A Yelp employee who wrote a bold blog post about her low pay was fired, and has even got her ex-CEO responding on Twitter. Talia Jane, a customer-service rep who worked for the company’s food delivery arm Eat24, wrote an open letter to Yelp CEO Jeremy Stoppelman on Friday explaining how she could not afford to pay groceries, had stopped using her heater, spent 80 percent of her income on paying rent in San Francisco and was “balancing all sorts of debt and trying to pave a life for myself that doesn’t involve crying in the bathtub every week.” Jane further comments about going to sleep with stomach pains and only eating rice while not at the office.
Even as she posted her letter online, Jane seemed to understand that the repercussions of her post could involve her job. Jane tweeted, “might lose my job for this so it’d be cool if u shared so i could go out in a blaze of…..people knowing why i got fired?” Her premonitions proved correct, as shortly after, she was let go by Yelp for what she terms as a violation of their internal “terms of conduct.”

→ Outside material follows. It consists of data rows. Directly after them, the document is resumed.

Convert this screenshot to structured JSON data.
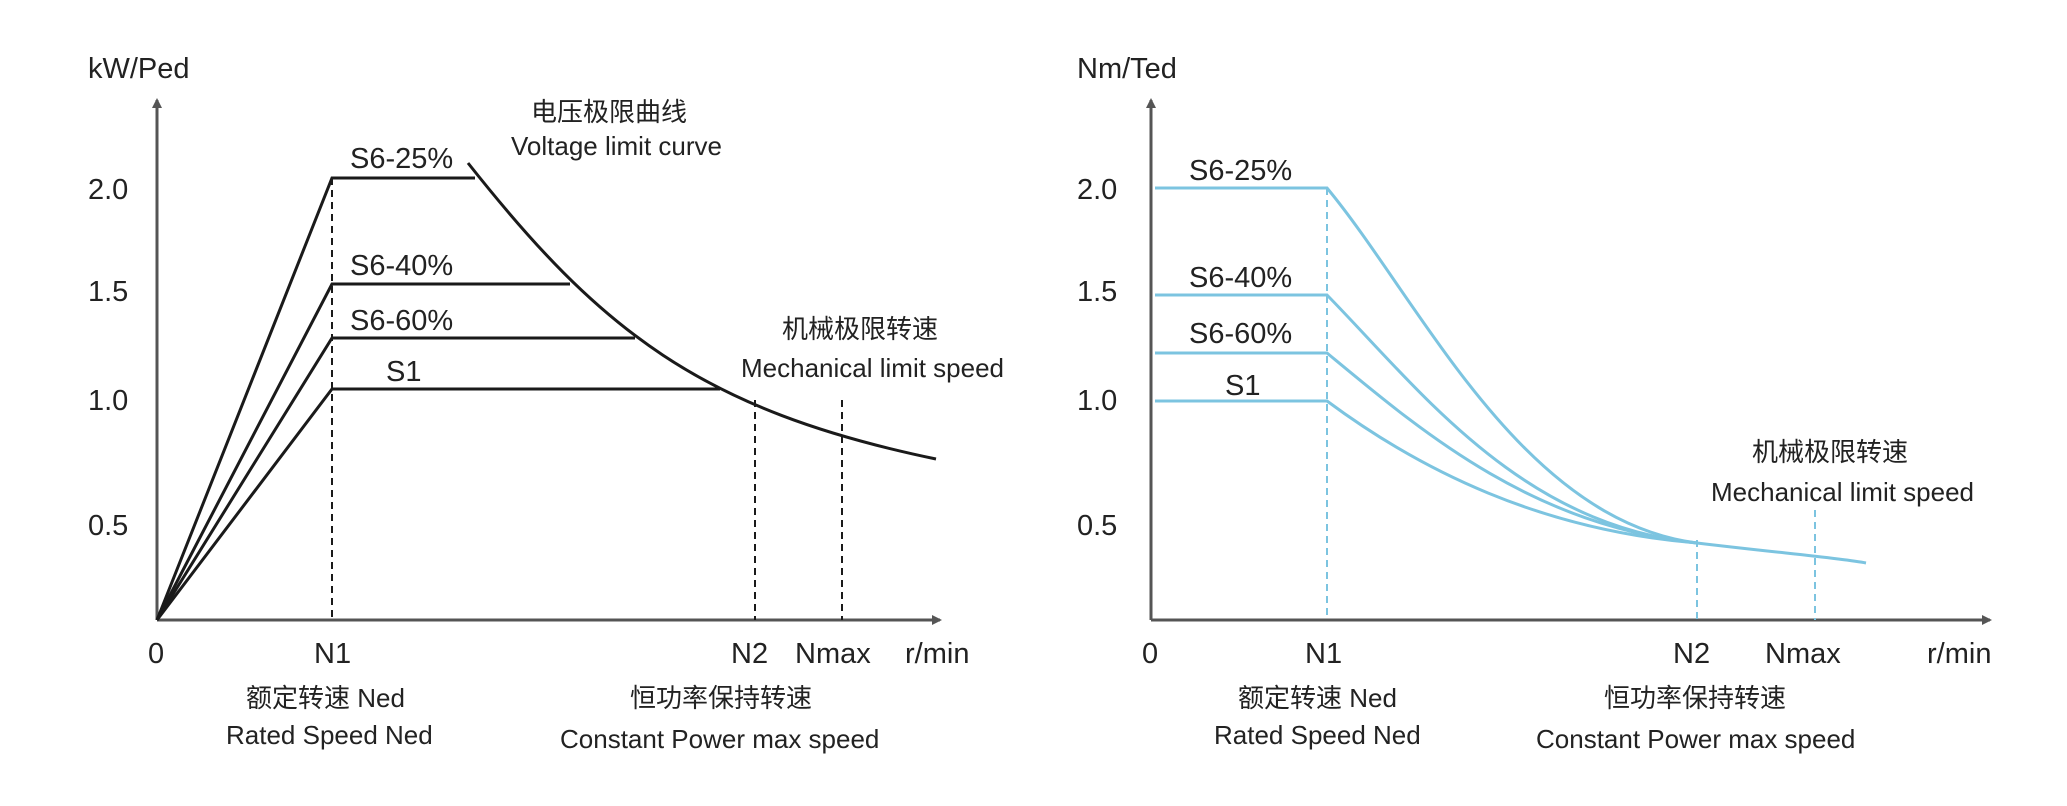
{
  "chart_data": [
    {
      "type": "line",
      "ylabel": "kW/Ped",
      "xlabel": "r/min",
      "x_ticks": [
        "0",
        "N1",
        "N2",
        "Nmax"
      ],
      "y_ticks": [
        "2.0",
        "1.5",
        "1.0",
        "0.5"
      ],
      "series": [
        {
          "name": "S6-25%",
          "plateau": 2.0
        },
        {
          "name": "S6-40%",
          "plateau": 1.5
        },
        {
          "name": "S6-60%",
          "plateau": 1.25
        },
        {
          "name": "S1",
          "plateau": 1.0
        }
      ],
      "annotations": {
        "voltage_limit_cn": "电压极限曲线",
        "voltage_limit_en": "Voltage limit curve",
        "mech_limit_cn": "机械极限转速",
        "mech_limit_en": "Mechanical limit speed",
        "rated_cn": "额定转速  Ned",
        "rated_en": "Rated Speed Ned",
        "const_power_cn": "恒功率保持转速",
        "const_power_en": "Constant Power max speed"
      },
      "color": "#1a1a1a"
    },
    {
      "type": "line",
      "ylabel": "Nm/Ted",
      "xlabel": "r/min",
      "x_ticks": [
        "0",
        "N1",
        "N2",
        "Nmax"
      ],
      "y_ticks": [
        "2.0",
        "1.5",
        "1.0",
        "0.5"
      ],
      "series": [
        {
          "name": "S6-25%",
          "plateau": 2.0
        },
        {
          "name": "S6-40%",
          "plateau": 1.5
        },
        {
          "name": "S6-60%",
          "plateau": 1.25
        },
        {
          "name": "S1",
          "plateau": 1.0
        }
      ],
      "annotations": {
        "mech_limit_cn": "机械极限转速",
        "mech_limit_en": "Mechanical limit speed",
        "rated_cn": "额定转速  Ned",
        "rated_en": "Rated Speed Ned",
        "const_power_cn": "恒功率保持转速",
        "const_power_en": "Constant Power max speed"
      },
      "color": "#7cc4e0"
    }
  ]
}
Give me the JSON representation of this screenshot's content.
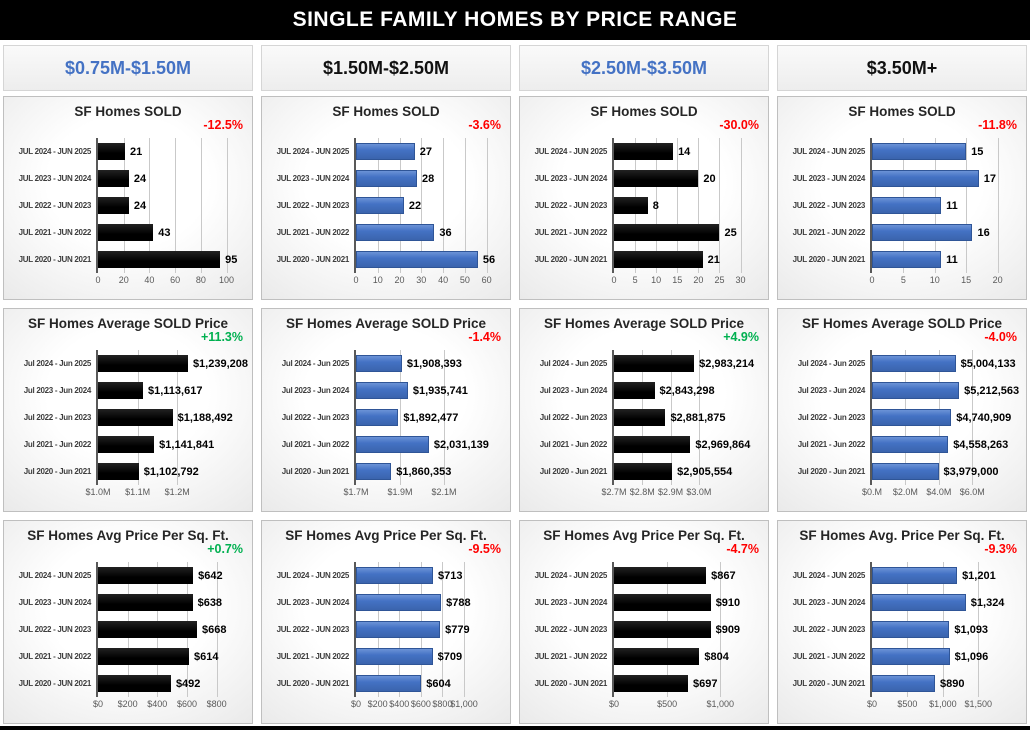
{
  "title": "SINGLE FAMILY HOMES BY PRICE RANGE",
  "header": {
    "ranges": [
      {
        "text": "$0.75M-$1.50M",
        "color": "#4472c4"
      },
      {
        "text": "$1.50M-$2.50M",
        "color": "#111111"
      },
      {
        "text": "$2.50M-$3.50M",
        "color": "#4472c4"
      },
      {
        "text": "$3.50M+",
        "color": "#111111"
      }
    ]
  },
  "colors": {
    "accent_blue": "#4472c4",
    "bar_black": "#000000",
    "negative": "#ff0000",
    "positive": "#00b050"
  },
  "categories_upper": [
    "JUL 2024 - JUN 2025",
    "JUL 2023 - JUN 2024",
    "JUL 2022 - JUN 2023",
    "JUL 2021 - JUN 2022",
    "JUL 2020 - JUN 2021"
  ],
  "categories_mixed": [
    "Jul 2024 - Jun 2025",
    "Jul 2023 - Jun 2024",
    "Jul 2022 - Jun 2023",
    "Jul 2021 - Jun 2022",
    "Jul 2020 - Jun 2021"
  ],
  "chart_data": [
    {
      "type": "bar",
      "title": "SF Homes SOLD",
      "change_label": "-12.5%",
      "change_color": "#ff0000",
      "bar_color": "black",
      "case": "upper",
      "values": [
        21,
        24,
        24,
        43,
        95
      ],
      "value_labels": [
        "21",
        "24",
        "24",
        "43",
        "95"
      ],
      "xlim": [
        0,
        105
      ],
      "plot_frac": 0.9,
      "grid": true,
      "legend": "none",
      "x_ticks": [
        {
          "label": "0",
          "value": 0
        },
        {
          "label": "20",
          "value": 20
        },
        {
          "label": "40",
          "value": 40
        },
        {
          "label": "60",
          "value": 60
        },
        {
          "label": "80",
          "value": 80
        },
        {
          "label": "100",
          "value": 100
        }
      ]
    },
    {
      "type": "bar",
      "title": "SF Homes SOLD",
      "change_label": "-3.6%",
      "change_color": "#ff0000",
      "bar_color": "blue",
      "case": "upper",
      "values": [
        27,
        28,
        22,
        36,
        56
      ],
      "value_labels": [
        "27",
        "28",
        "22",
        "36",
        "56"
      ],
      "xlim": [
        0,
        62
      ],
      "plot_frac": 0.9,
      "grid": true,
      "legend": "none",
      "x_ticks": [
        {
          "label": "0",
          "value": 0
        },
        {
          "label": "10",
          "value": 10
        },
        {
          "label": "20",
          "value": 20
        },
        {
          "label": "30",
          "value": 30
        },
        {
          "label": "40",
          "value": 40
        },
        {
          "label": "50",
          "value": 50
        },
        {
          "label": "60",
          "value": 60
        }
      ]
    },
    {
      "type": "bar",
      "title": "SF Homes SOLD",
      "change_label": "-30.0%",
      "change_color": "#ff0000",
      "bar_color": "black",
      "case": "upper",
      "values": [
        14,
        20,
        8,
        25,
        21
      ],
      "value_labels": [
        "14",
        "20",
        "8",
        "25",
        "21"
      ],
      "xlim": [
        0,
        32
      ],
      "plot_frac": 0.9,
      "grid": true,
      "legend": "none",
      "x_ticks": [
        {
          "label": "0",
          "value": 0
        },
        {
          "label": "5",
          "value": 5
        },
        {
          "label": "10",
          "value": 10
        },
        {
          "label": "15",
          "value": 15
        },
        {
          "label": "20",
          "value": 20
        },
        {
          "label": "25",
          "value": 25
        },
        {
          "label": "30",
          "value": 30
        }
      ]
    },
    {
      "type": "bar",
      "title": "SF Homes SOLD",
      "change_label": "-11.8%",
      "change_color": "#ff0000",
      "bar_color": "blue",
      "case": "upper",
      "values": [
        15,
        17,
        11,
        16,
        11
      ],
      "value_labels": [
        "15",
        "17",
        "11",
        "16",
        "11"
      ],
      "xlim": [
        0,
        21.5
      ],
      "plot_frac": 0.9,
      "grid": true,
      "legend": "none",
      "x_ticks": [
        {
          "label": "0",
          "value": 0
        },
        {
          "label": "5",
          "value": 5
        },
        {
          "label": "10",
          "value": 10
        },
        {
          "label": "15",
          "value": 15
        },
        {
          "label": "20",
          "value": 20
        }
      ]
    },
    {
      "type": "bar",
      "title": "SF Homes Average SOLD Price",
      "change_label": "+11.3%",
      "change_color": "#00b050",
      "bar_color": "black",
      "case": "mixed",
      "values": [
        1239208,
        1113617,
        1188492,
        1141841,
        1102792
      ],
      "value_labels": [
        "$1,239,208",
        "$1,113,617",
        "$1,188,492",
        "$1,141,841",
        "$1,102,792"
      ],
      "xlim": [
        1000000,
        1250000
      ],
      "plot_frac": 0.66,
      "grid": true,
      "legend": "none",
      "x_ticks": [
        {
          "label": "$1.0M",
          "value": 1000000
        },
        {
          "label": "$1.1M",
          "value": 1100000
        },
        {
          "label": "$1.2M",
          "value": 1200000
        }
      ]
    },
    {
      "type": "bar",
      "title": "SF Homes Average SOLD Price",
      "change_label": "-1.4%",
      "change_color": "#ff0000",
      "bar_color": "blue",
      "case": "mixed",
      "values": [
        1908393,
        1935741,
        1892477,
        2031139,
        1860353
      ],
      "value_labels": [
        "$1,908,393",
        "$1,935,741",
        "$1,892,477",
        "$2,031,139",
        "$1,860,353"
      ],
      "xlim": [
        1700000,
        2150000
      ],
      "plot_frac": 0.66,
      "grid": true,
      "legend": "none",
      "x_ticks": [
        {
          "label": "$1.7M",
          "value": 1700000
        },
        {
          "label": "$1.9M",
          "value": 1900000
        },
        {
          "label": "$2.1M",
          "value": 2100000
        }
      ]
    },
    {
      "type": "bar",
      "title": "SF Homes Average SOLD Price",
      "change_label": "+4.9%",
      "change_color": "#00b050",
      "bar_color": "black",
      "case": "mixed",
      "values": [
        2983214,
        2843298,
        2881875,
        2969864,
        2905554
      ],
      "value_labels": [
        "$2,983,214",
        "$2,843,298",
        "$2,881,875",
        "$2,969,864",
        "$2,905,554"
      ],
      "xlim": [
        2700000,
        3050000
      ],
      "plot_frac": 0.66,
      "grid": true,
      "legend": "none",
      "x_ticks": [
        {
          "label": "$2.7M",
          "value": 2700000
        },
        {
          "label": "$2.8M",
          "value": 2800000
        },
        {
          "label": "$2.9M",
          "value": 2900000
        },
        {
          "label": "$3.0M",
          "value": 3000000
        }
      ]
    },
    {
      "type": "bar",
      "title": "SF Homes Average SOLD Price",
      "change_label": "-4.0%",
      "change_color": "#ff0000",
      "bar_color": "blue",
      "case": "mixed",
      "values": [
        5004133,
        5212563,
        4740909,
        4558263,
        3979000
      ],
      "value_labels": [
        "$5,004,133",
        "$5,212,563",
        "$4,740,909",
        "$4,558,263",
        "$3,979,000"
      ],
      "xlim": [
        0,
        7000000
      ],
      "plot_frac": 0.78,
      "grid": true,
      "legend": "none",
      "x_ticks": [
        {
          "label": "$0.M",
          "value": 0
        },
        {
          "label": "$2.0M",
          "value": 2000000
        },
        {
          "label": "$4.0M",
          "value": 4000000
        },
        {
          "label": "$6.0M",
          "value": 6000000
        }
      ]
    },
    {
      "type": "bar",
      "title": "SF Homes Avg Price Per Sq. Ft.",
      "change_label": "+0.7%",
      "change_color": "#00b050",
      "bar_color": "black",
      "case": "upper",
      "values": [
        642,
        638,
        668,
        614,
        492
      ],
      "value_labels": [
        "$642",
        "$638",
        "$668",
        "$614",
        "$492"
      ],
      "xlim": [
        0,
        860
      ],
      "plot_frac": 0.85,
      "grid": true,
      "legend": "none",
      "x_ticks": [
        {
          "label": "$0",
          "value": 0
        },
        {
          "label": "$200",
          "value": 200
        },
        {
          "label": "$400",
          "value": 400
        },
        {
          "label": "$600",
          "value": 600
        },
        {
          "label": "$800",
          "value": 800
        }
      ]
    },
    {
      "type": "bar",
      "title": "SF Homes Avg Price Per Sq. Ft.",
      "change_label": "-9.5%",
      "change_color": "#ff0000",
      "bar_color": "blue",
      "case": "upper",
      "values": [
        713,
        788,
        779,
        709,
        604
      ],
      "value_labels": [
        "$713",
        "$788",
        "$779",
        "$709",
        "$604"
      ],
      "xlim": [
        0,
        1180
      ],
      "plot_frac": 0.85,
      "grid": true,
      "legend": "none",
      "x_ticks": [
        {
          "label": "$0",
          "value": 0
        },
        {
          "label": "$200",
          "value": 200
        },
        {
          "label": "$400",
          "value": 400
        },
        {
          "label": "$600",
          "value": 600
        },
        {
          "label": "$800",
          "value": 800
        },
        {
          "label": "$1,000",
          "value": 1000
        }
      ]
    },
    {
      "type": "bar",
      "title": "SF Homes Avg Price Per Sq. Ft.",
      "change_label": "-4.7%",
      "change_color": "#ff0000",
      "bar_color": "black",
      "case": "upper",
      "values": [
        867,
        910,
        909,
        804,
        697
      ],
      "value_labels": [
        "$867",
        "$910",
        "$909",
        "$804",
        "$697"
      ],
      "xlim": [
        0,
        1200
      ],
      "plot_frac": 0.85,
      "grid": true,
      "legend": "none",
      "x_ticks": [
        {
          "label": "$0",
          "value": 0
        },
        {
          "label": "$500",
          "value": 500
        },
        {
          "label": "$1,000",
          "value": 1000
        }
      ]
    },
    {
      "type": "bar",
      "title": "SF Homes Avg. Price Per Sq. Ft.",
      "change_label": "-9.3%",
      "change_color": "#ff0000",
      "bar_color": "blue",
      "case": "upper",
      "values": [
        1201,
        1324,
        1093,
        1096,
        890
      ],
      "value_labels": [
        "$1,201",
        "$1,324",
        "$1,093",
        "$1,096",
        "$890"
      ],
      "xlim": [
        0,
        1800
      ],
      "plot_frac": 0.85,
      "grid": true,
      "legend": "none",
      "x_ticks": [
        {
          "label": "$0",
          "value": 0
        },
        {
          "label": "$500",
          "value": 500
        },
        {
          "label": "$1,000",
          "value": 1000
        },
        {
          "label": "$1,500",
          "value": 1500
        }
      ]
    }
  ]
}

The incident drew a series of responses from Stoppelman, who addressed her concerns by acknowledging the high cost of living in San Francisco, while rebuffing any allegations he was the one who fired Jane.
A Yelp spokesperson told Fortune that the company would not comment on personnel matters. However, the spokesperson did echo both Jane and Stoppelman’s comments on the standard of living in San Francisco. “We agree with her remarks about the high costs of living in San Francisco, which is why we announced in December that we are expanding our Eat24 customer support team into our Phoenix office where will pay the same wage.”
Even amongst other millennial like Jane, there has been a mixed response of support and disgust in her attitude. One writer, Stefanie Williams commented, “Work ethic is not something that develops from entitlement. Quite the opposite, in fact. It develops when you realize there are a million other people who could perform your job and you are lucky to have one. It comes from sucking up the bad aspects and focusing on the good and above all it comes from humility. It comes from modesty. And those are two things, based on your article, that you clearly do not possess.”
There is no doubt that working in Silicon Valley can be challenging, but Williams does make a point about work ethic. What do you think – do you sympathize with Jane?